= Horn effect =

Form of cognitive bias

The horn effect, closely related to the halo effect, is a form of cognitive bias that causes one's perception of another to be unduly influenced by a single negative trait. An example of the horn effect may be that an observer is more likely to assume a physically unattractive person is morally inferior to an attractive person, despite the lack of relationship between morality and physical appearance.

==Etymology==
The term is derived from the word "horn" and refers to the devil's horns. This is in contrast to the word halo and the halo effect, based on the concept of a saint's halo.

In a 1920 study published by Thorndike that focused on the halo effect, it was noted that "ratings were apparently affected by a marked tendency to think of the person in general as rather good or rather interior [sic] (Note: "inferior") and to color the judgments of the qualities by this general feeling". (Note: Although not popularizing the actual term Horn effect.)

===Alternate terminology===
It is sometimes called the horns effect, reverse-halo effect, or devil effect.

==Bias in action==
The horn effect occurs when "individuals believe that negative traits are connected to each other." It is a phenomenon in which an observer's judgment of a person is adversely affected by the presence of (for the observer) an unfavorable aspect of this person.
- The Guardian wrote of the devil effect in relation to Hugo Chavez: "Some leaders can become so demonised that it's impossible to assess their achievements and failures in a balanced way."
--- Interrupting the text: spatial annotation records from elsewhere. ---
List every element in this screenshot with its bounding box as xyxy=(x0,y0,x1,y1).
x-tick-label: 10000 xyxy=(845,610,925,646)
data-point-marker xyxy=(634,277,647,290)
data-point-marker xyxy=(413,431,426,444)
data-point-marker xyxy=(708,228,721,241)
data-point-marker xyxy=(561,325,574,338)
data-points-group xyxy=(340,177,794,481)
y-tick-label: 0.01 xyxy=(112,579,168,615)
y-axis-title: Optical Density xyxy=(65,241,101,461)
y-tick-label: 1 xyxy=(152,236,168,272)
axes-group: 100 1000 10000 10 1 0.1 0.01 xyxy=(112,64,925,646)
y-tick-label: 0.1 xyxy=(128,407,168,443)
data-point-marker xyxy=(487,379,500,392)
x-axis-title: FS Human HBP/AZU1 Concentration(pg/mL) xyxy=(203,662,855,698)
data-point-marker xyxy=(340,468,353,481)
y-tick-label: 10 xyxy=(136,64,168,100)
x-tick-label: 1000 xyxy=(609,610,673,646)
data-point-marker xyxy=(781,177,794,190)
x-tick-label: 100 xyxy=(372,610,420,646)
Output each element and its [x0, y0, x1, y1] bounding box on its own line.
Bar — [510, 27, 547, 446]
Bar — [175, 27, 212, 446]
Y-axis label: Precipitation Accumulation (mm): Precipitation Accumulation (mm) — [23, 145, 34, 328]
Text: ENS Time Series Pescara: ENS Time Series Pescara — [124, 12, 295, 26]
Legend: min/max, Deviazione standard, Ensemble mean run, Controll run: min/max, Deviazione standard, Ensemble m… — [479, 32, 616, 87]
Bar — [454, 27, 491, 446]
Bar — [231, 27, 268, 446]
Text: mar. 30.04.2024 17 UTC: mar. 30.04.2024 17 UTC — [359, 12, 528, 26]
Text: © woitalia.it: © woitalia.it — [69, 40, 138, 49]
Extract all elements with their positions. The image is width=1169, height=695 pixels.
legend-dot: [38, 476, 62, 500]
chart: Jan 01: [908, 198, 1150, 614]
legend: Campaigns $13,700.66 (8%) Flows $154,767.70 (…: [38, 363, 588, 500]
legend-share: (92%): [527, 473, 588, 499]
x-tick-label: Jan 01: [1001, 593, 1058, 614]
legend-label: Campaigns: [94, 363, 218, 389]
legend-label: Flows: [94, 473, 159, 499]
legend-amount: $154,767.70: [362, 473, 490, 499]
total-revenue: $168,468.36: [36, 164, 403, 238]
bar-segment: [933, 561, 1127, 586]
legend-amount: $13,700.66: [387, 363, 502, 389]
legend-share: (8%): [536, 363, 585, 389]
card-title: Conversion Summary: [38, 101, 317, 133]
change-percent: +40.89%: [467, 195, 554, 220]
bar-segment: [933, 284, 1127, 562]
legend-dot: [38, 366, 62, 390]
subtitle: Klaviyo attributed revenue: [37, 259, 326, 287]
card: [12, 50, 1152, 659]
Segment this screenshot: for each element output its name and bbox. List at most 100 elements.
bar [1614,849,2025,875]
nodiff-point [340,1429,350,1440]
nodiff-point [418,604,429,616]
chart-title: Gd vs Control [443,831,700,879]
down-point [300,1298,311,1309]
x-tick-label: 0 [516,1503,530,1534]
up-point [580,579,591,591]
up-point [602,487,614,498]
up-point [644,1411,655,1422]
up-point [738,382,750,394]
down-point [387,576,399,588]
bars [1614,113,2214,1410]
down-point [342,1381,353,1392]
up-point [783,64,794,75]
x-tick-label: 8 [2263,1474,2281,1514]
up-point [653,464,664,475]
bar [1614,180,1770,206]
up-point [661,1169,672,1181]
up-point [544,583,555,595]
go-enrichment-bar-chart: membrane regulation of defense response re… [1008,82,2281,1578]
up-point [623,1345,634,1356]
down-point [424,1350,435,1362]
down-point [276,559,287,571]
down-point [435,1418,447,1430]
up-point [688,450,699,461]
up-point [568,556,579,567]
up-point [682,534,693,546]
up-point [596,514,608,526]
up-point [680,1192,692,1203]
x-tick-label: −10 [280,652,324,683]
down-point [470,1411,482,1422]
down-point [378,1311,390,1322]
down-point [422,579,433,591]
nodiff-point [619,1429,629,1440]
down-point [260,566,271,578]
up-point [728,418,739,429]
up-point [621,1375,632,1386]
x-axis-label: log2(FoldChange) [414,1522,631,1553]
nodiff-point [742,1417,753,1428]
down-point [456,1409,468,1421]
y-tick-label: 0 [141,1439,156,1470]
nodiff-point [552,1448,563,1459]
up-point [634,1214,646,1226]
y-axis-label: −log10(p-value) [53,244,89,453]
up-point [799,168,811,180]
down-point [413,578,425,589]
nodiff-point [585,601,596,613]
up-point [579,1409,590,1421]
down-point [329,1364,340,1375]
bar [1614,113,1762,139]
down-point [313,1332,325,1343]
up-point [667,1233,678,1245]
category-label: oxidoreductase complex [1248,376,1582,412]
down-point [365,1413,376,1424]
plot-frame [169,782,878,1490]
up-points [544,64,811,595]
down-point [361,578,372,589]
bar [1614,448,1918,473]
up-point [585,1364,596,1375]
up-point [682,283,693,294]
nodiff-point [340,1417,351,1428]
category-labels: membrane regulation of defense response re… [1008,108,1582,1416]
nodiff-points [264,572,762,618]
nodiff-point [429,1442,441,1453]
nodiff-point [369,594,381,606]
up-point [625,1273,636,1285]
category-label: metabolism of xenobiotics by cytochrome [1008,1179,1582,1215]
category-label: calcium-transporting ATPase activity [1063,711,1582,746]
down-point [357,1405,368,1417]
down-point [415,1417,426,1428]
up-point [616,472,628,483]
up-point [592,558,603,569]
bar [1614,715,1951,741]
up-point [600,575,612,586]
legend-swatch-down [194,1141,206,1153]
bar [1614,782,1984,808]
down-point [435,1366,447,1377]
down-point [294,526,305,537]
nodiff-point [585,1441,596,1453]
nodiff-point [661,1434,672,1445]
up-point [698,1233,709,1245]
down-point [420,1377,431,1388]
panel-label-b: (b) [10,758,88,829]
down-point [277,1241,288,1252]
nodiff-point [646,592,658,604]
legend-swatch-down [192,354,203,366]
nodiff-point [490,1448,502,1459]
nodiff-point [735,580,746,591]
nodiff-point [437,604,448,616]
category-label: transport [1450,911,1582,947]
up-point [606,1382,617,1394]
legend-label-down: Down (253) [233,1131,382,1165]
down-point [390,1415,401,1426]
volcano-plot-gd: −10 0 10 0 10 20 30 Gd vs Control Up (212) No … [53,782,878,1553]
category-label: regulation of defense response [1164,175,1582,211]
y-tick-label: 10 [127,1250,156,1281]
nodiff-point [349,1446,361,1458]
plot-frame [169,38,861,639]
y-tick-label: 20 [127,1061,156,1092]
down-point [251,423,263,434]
- The relation of crime to attractiveness is also subject to the halo effect. A study presented two hypothetical crimes: a burglary and a swindle. The burglary involved a woman illegally obtaining a key and stealing $2,200; the swindle involved a woman manipulating a man to invest $2,200 in a nonexistent corporation. The results showed that when the offense was not related to attractiveness (as in the burglary) the unattractive defendant was punished more severely than the attractive one. However, when the offense was related to attractiveness (the swindle), the attractive defendant was punished more severely than the unattractive one. The study imputes that the usual leniency given to the attractive woman (as a result of the halo effect) was negated or reversed when the nature of the crime involved her looks.